What might the cost of this proposal look like in absolute terms? First, let’s look at current home construction budgets nation-wide. As of September of 2025, the US was on pace to spend $419B building new single family homes, and only $113B on multi-family development. By means of direct comparison, in 2025 the US spent $36B on section 8 housing vouchers. The same money directed to zero-interest construction loans and grants would represent a 30% increase in available funding for new multi-family buildings.
And the cost of this new legislation could be significantly offset by eliminating the mortgage interest deduction, which has already become irrelevant to the vast majority of middle-class homeowners since the Tax Cuts and Jobs Act increased the standard deduction to well above what most homeowners pay in mortgage interest.

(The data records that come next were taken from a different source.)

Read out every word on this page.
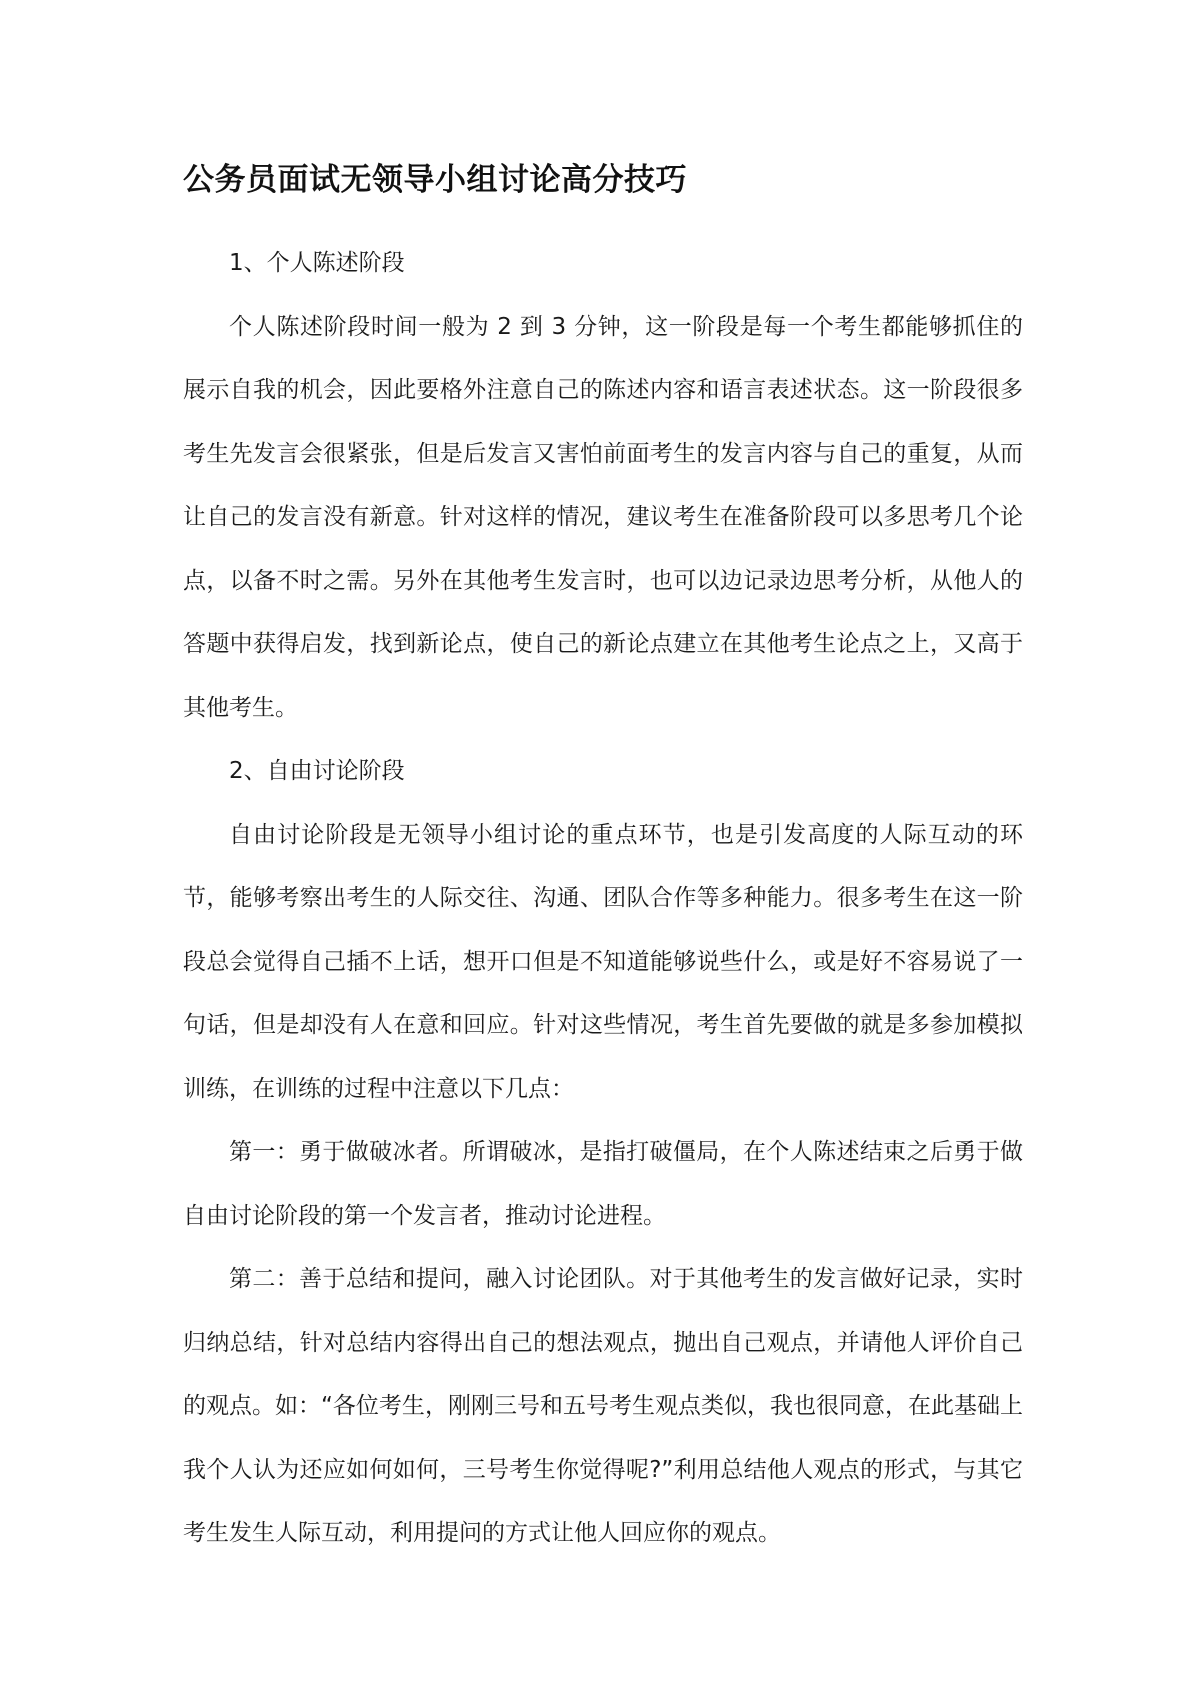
公务员面试无领导小组讨论高分技巧

1、个人陈述阶段

个人陈述阶段时间一般为 2 到 3 分钟，这一阶段是每一个考生都能够抓住的展示自我的机会，因此要格外注意自己的陈述内容和语言表述状态。这一阶段很多考生先发言会很紧张，但是后发言又害怕前面考生的发言内容与自己的重复，从而让自己的发言没有新意。针对这样的情况，建议考生在准备阶段可以多思考几个论点，以备不时之需。另外在其他考生发言时，也可以边记录边思考分析，从他人的答题中获得启发，找到新论点，使自己的新论点建立在其他考生论点之上，又高于其他考生。

2、自由讨论阶段

自由讨论阶段是无领导小组讨论的重点环节，也是引发高度的人际互动的环节，能够考察出考生的人际交往、沟通、团队合作等多种能力。很多考生在这一阶段总会觉得自己插不上话，想开口但是不知道能够说些什么，或是好不容易说了一句话，但是却没有人在意和回应。针对这些情况，考生首先要做的就是多参加模拟训练，在训练的过程中注意以下几点：

第一：勇于做破冰者。所谓破冰，是指打破僵局，在个人陈述结束之后勇于做自由讨论阶段的第一个发言者，推动讨论进程。

第二：善于总结和提问，融入讨论团队。对于其他考生的发言做好记录，实时归纳总结，针对总结内容得出自己的想法观点，抛出自己观点，并请他人评价自己的观点。如：“各位考生，刚刚三号和五号考生观点类似，我也很同意，在此基础上我个人认为还应如何如何，三号考生你觉得呢?”利用总结他人观点的形式，与其它考生发生人际互动，利用提问的方式让他人回应你的观点。
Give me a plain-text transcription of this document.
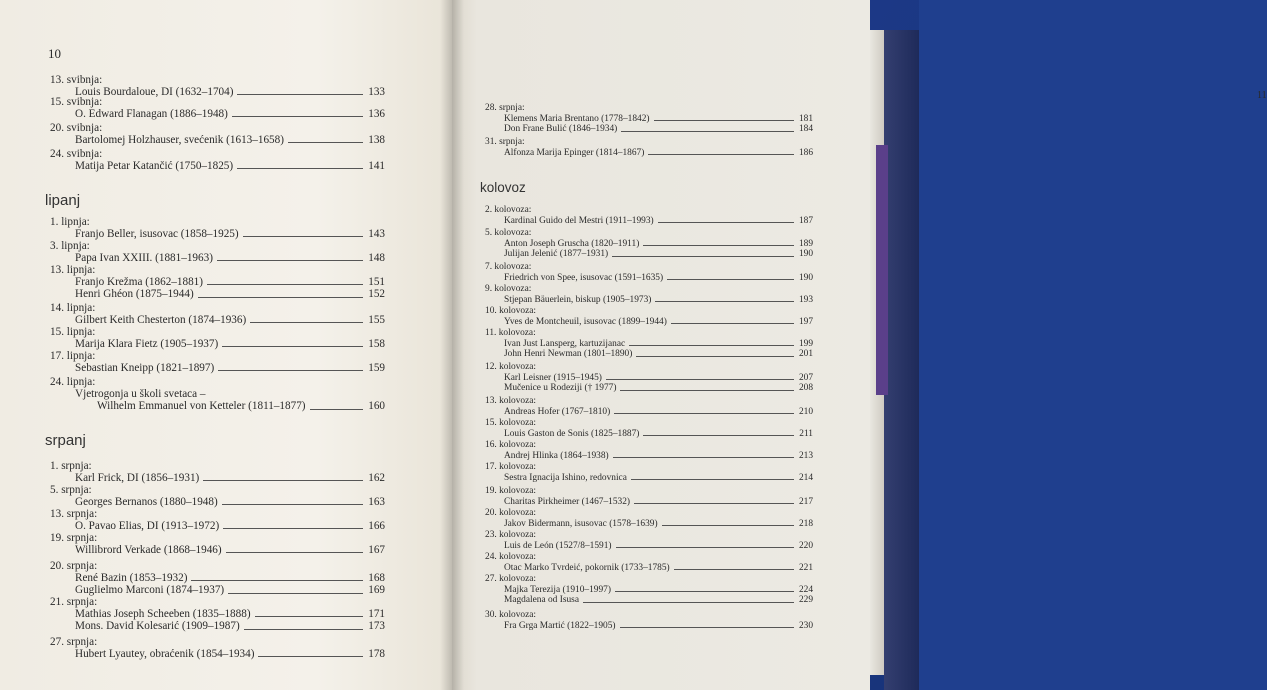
10
13. svibnja:
Louis Bourdaloue, DI (1632–1704)	133
15. svibnja:
O. Edward Flanagan (1886–1948)	136
20. svibnja:
Bartolomej Holzhauser, svećenik (1613–1658)	138
24. svibnja:
Matija Petar Katančić (1750–1825)	141
lipanj
1. lipnja:
Franjo Beller, isusovac (1858–1925)	143
3. lipnja:
Papa Ivan XXIII. (1881–1963)	148
13. lipnja:
Franjo Krežma (1862–1881)	151
Henri Ghéon (1875–1944)	152
14. lipnja:
Gilbert Keith Chesterton (1874–1936)	155
15. lipnja:
Marija Klara Fietz (1905–1937)	158
17. lipnja:
Sebastian Kneipp (1821–1897)	159
24. lipnja:
Vjetrogonja u školi svetaca –
Wilhelm Emmanuel von Ketteler (1811–1877)	160
srpanj
1. srpnja:
Karl Frick, DI (1856–1931)	162
5. srpnja:
Georges Bernanos (1880–1948)	163
13. srpnja:
O. Pavao Elias, DI (1913–1972)	166
19. srpnja:
Willibrord Verkade (1868–1946)	167
20. srpnja:
René Bazin (1853–1932)	168
Guglielmo Marconi (1874–1937)	169
21. srpnja:
Mathias Joseph Scheeben (1835–1888)	171
Mons. David Kolesarić (1909–1987)	173
27. srpnja:
Hubert Lyautey, obraćenik (1854–1934)	178
11
28. srpnja:
Klemens Maria Brentano (1778–1842)	181
Don Frane Bulić (1846–1934)	184
31. srpnja:
Alfonza Marija Epinger (1814–1867)	186
kolovoz
2. kolovoza:
Kardinal Guido del Mestri (1911–1993)	187
5. kolovoza:
Anton Joseph Gruscha (1820–1911)	189
Julijan Jelenić (1877–1931)	190
7. kolovoza:
Friedrich von Spee, isusovac (1591–1635)	190
9. kolovoza:
Stjepan Bäuerlein, biskup (1905–1973)	193
10. kolovoza:
Yves de Montcheuil, isusovac (1899–1944)	197
11. kolovoza:
Ivan Just Lansperg, kartuzijanac	199
John Henri Newman (1801–1890)	201
12. kolovoza:
Karl Leisner (1915–1945)	207
Mučenice u Rodeziji († 1977)	208
13. kolovoza:
Andreas Hofer (1767–1810)	210
15. kolovoza:
Louis Gaston de Sonis (1825–1887)	211
16. kolovoza:
Andrej Hlinka (1864–1938)	213
17. kolovoza:
Sestra Ignacija Ishino, redovnica	214
19. kolovoza:
Charitas Pirkheimer (1467–1532)	217
20. kolovoza:
Jakov Bidermann, isusovac (1578–1639)	218
23. kolovoza:
Luis de León (1527/8–1591)	220
24. kolovoza:
Otac Marko Tvrdeić, pokornik (1733–1785)	221
27. kolovoza:
Majka Terezija (1910–1997)	224
Magdalena od Isusa	229
30. kolovoza:
Fra Grga Martić (1822–1905)	230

Doing so would raise tax revenue by around $30B per year on top of the reforms included in TCJA, and by over $100B per year if those reforms aren’t extended.
But, I’ll be honest: costs are not top of mind as I write this essay. Entitlement programs are going to eventually overrun the federal budget without massive reforms that we seem incapable of reaching in our current polarized climate. I have some amount of faith that the US will survive that storm when we’re finally forced to confront it, but the total lack of serious discussion about that looming problem makes the current administration’s fiddling on the margins of discretionary spending seem petty and vindictive. Trump’s budget proposal for 2026 would cut section 8 voucher funding and replace it with state block grants for rent assistance, resulting in a total reduction of spending of around 60%, saving around $20B. This is a mistake — that money should be redeployed, not simply cut. Trump and his allies should wield the power of the federal government to achieve the policy outcomes they want, rather than abdicating it. Instead of reducing entitlement spending by such relatively paltry amounts, to be lost in the coming budget crisis from Social Security and health spending, they should redirect such money in pursuit of policy goals they care about, such as reducing crime and housing costs for young Americans.
Oscar Wilde quipped that a cynic is a man who knows the price of everything, and the value of nothing. The idea of massive, new federal spending is enough to make many on the right blanch. But unlike most federal spending, we would not be simply pouring it into a bottomless pit of entitlements — we would have a lot to show for it, in the form of cheaper housing and safer cities. Those things are worth having. They’re worth spending money to obtain, even at the cost of accelerating our looming debt crisis. And the federal government is uniquely capable of spending money to obtain them.